1.3GB/day isn't a lot of data. Intel rates the Intel 320 series of SSDs for 20GB/day of 4k random writes for 5 years (Intel 320 Spec). 4k random writes represents a worst-case scenario for flash write/erase cycles, and for standard workloads you're pretty unlikely to be hitting that consistently, so your actual lifetime will be somewhat better.
Other SSDs may differ here, but in general I wouldn't worry about that kind of write level assuming you're using a modern SSD.
You can also check your SSDs reported wear level, to get a better understanding of how long it will last. I posted here on how to check this with Intel SSDs. Other controllers will report different attributes, but all modern SSDs report the same data in one way or another.

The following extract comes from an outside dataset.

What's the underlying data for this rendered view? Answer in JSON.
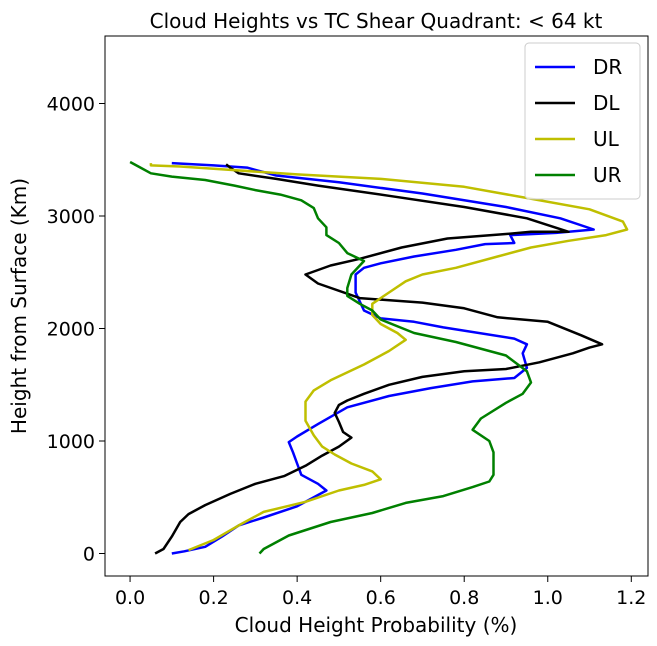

Many modern SSDs controller chipsets also do compression, which will further increase your write longevity, assuming compressible data (most things in /var, such as logfiles, will compress reasonably well)
As an example, here is some of the output from smartctl run on Sandforce based OCZ Vertex 2:
9 Power_On_Hours_and_Msec 0x0032 100 100 000 Old_age Always - 8298h+23m+00.940s
231 SSD_Life_Left 0x0013 087 087 010 Pre-fail Always - 0
233 SandForce_Internal 0x0000 000 000 000 Old_age Offline - 30272
234 SandForce_Internal 0x0032 000 000 000 Old_age Always - 124672
241 Lifetime_Writes_GiB 0x0032 000 000 000 Old_age Always - 124672
242 Lifetime_Reads_GiB 0x0032 000 000 000 Old_age Always - 3136
I put it into this machine just under a year ago, which correlates with the power on hours figure fine (345 days). This drive has done 124672GiB over 345 days, or around 361GiB/day. The SSD internal wear counters are at 87% - so after nearly one year of operation, it has worn down around 13%.

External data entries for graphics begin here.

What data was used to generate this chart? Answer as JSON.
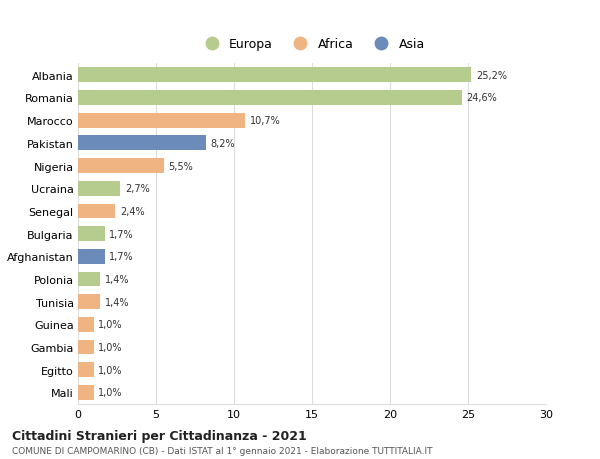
{
  "countries": [
    "Albania",
    "Romania",
    "Marocco",
    "Pakistan",
    "Nigeria",
    "Ucraina",
    "Senegal",
    "Bulgaria",
    "Afghanistan",
    "Polonia",
    "Tunisia",
    "Guinea",
    "Gambia",
    "Egitto",
    "Mali"
  ],
  "values": [
    25.2,
    24.6,
    10.7,
    8.2,
    5.5,
    2.7,
    2.4,
    1.7,
    1.7,
    1.4,
    1.4,
    1.0,
    1.0,
    1.0,
    1.0
  ],
  "labels": [
    "25,2%",
    "24,6%",
    "10,7%",
    "8,2%",
    "5,5%",
    "2,7%",
    "2,4%",
    "1,7%",
    "1,7%",
    "1,4%",
    "1,4%",
    "1,0%",
    "1,0%",
    "1,0%",
    "1,0%"
  ],
  "continent": [
    "Europa",
    "Europa",
    "Africa",
    "Asia",
    "Africa",
    "Europa",
    "Africa",
    "Europa",
    "Asia",
    "Europa",
    "Africa",
    "Africa",
    "Africa",
    "Africa",
    "Africa"
  ],
  "colors": {
    "Europa": "#b5cc8e",
    "Africa": "#f0b482",
    "Asia": "#6b8cba"
  },
  "legend_labels": [
    "Europa",
    "Africa",
    "Asia"
  ],
  "title1": "Cittadini Stranieri per Cittadinanza - 2021",
  "title2": "COMUNE DI CAMPOMARINO (CB) - Dati ISTAT al 1° gennaio 2021 - Elaborazione TUTTITALIA.IT",
  "xlim": [
    0,
    30
  ],
  "xticks": [
    0,
    5,
    10,
    15,
    20,
    25,
    30
  ],
  "background_color": "#ffffff",
  "grid_color": "#dddddd"
}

This is probably very compressible (RRD data, starting with empty datasets so a lot of highly compressible RRDs). My understanding is that attribute 233 is the volume of "actual" data written to the SSD, and 234 / 241 are the "uncompressed". This would mean it's actually done 30272 GiB of writes, which is around 87GiB/day.

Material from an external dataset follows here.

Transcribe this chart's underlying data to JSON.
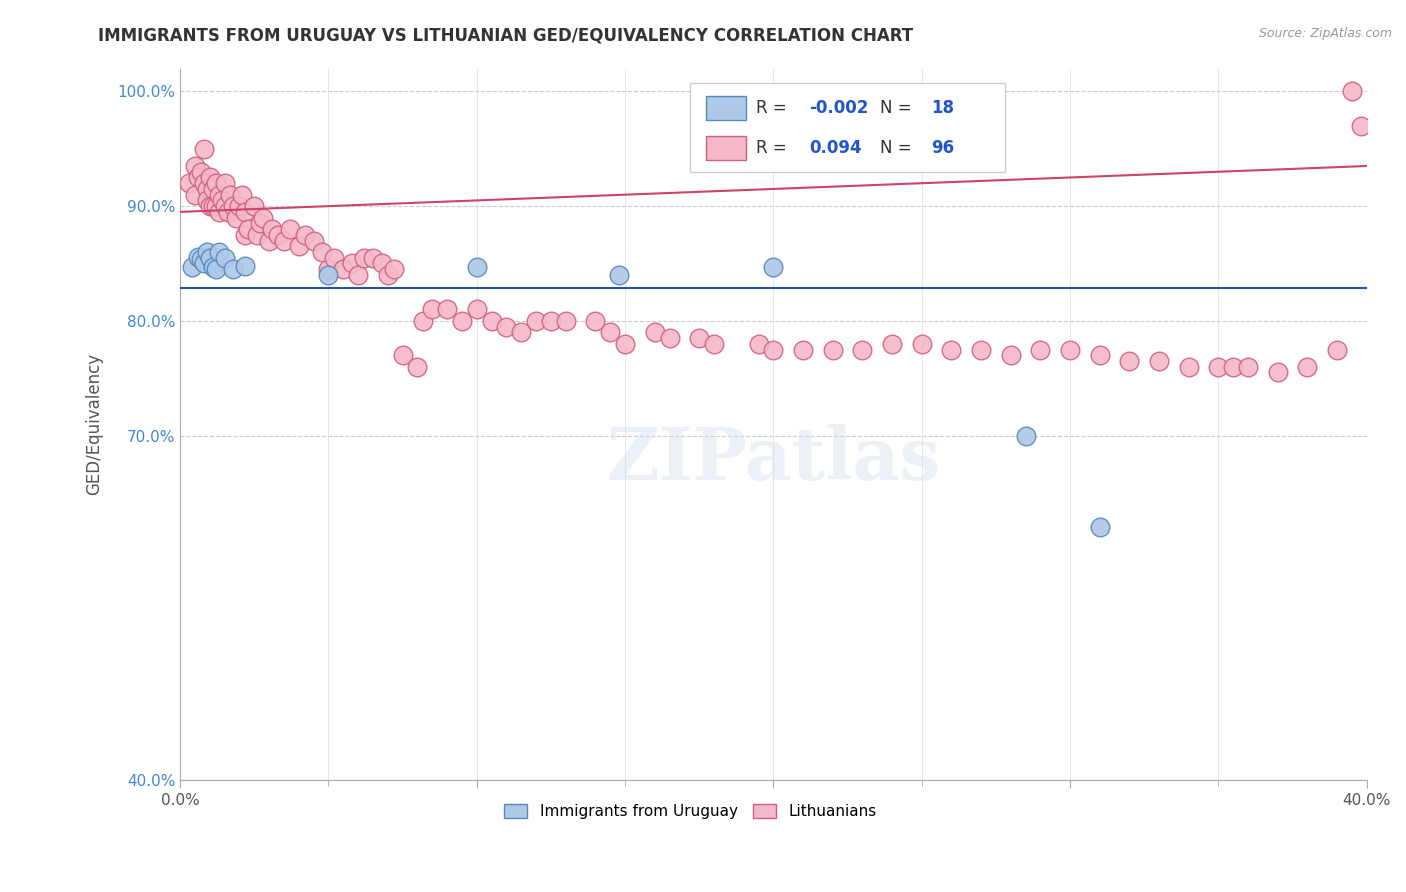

(As an aside, both of these figures seem a bit high to me, but my OS-level monitoring reports a consistent 4.5MiB/sec write to these drives, which is pretty close to 360GB/day, so it adds up ok. Pretty unlikely for the linux kernel and the drive controller to both get it wrong in exactly the same way)
It'll depend a bit on your SSD and your specific workload, but I don't see any particular need to move /var off your SSD.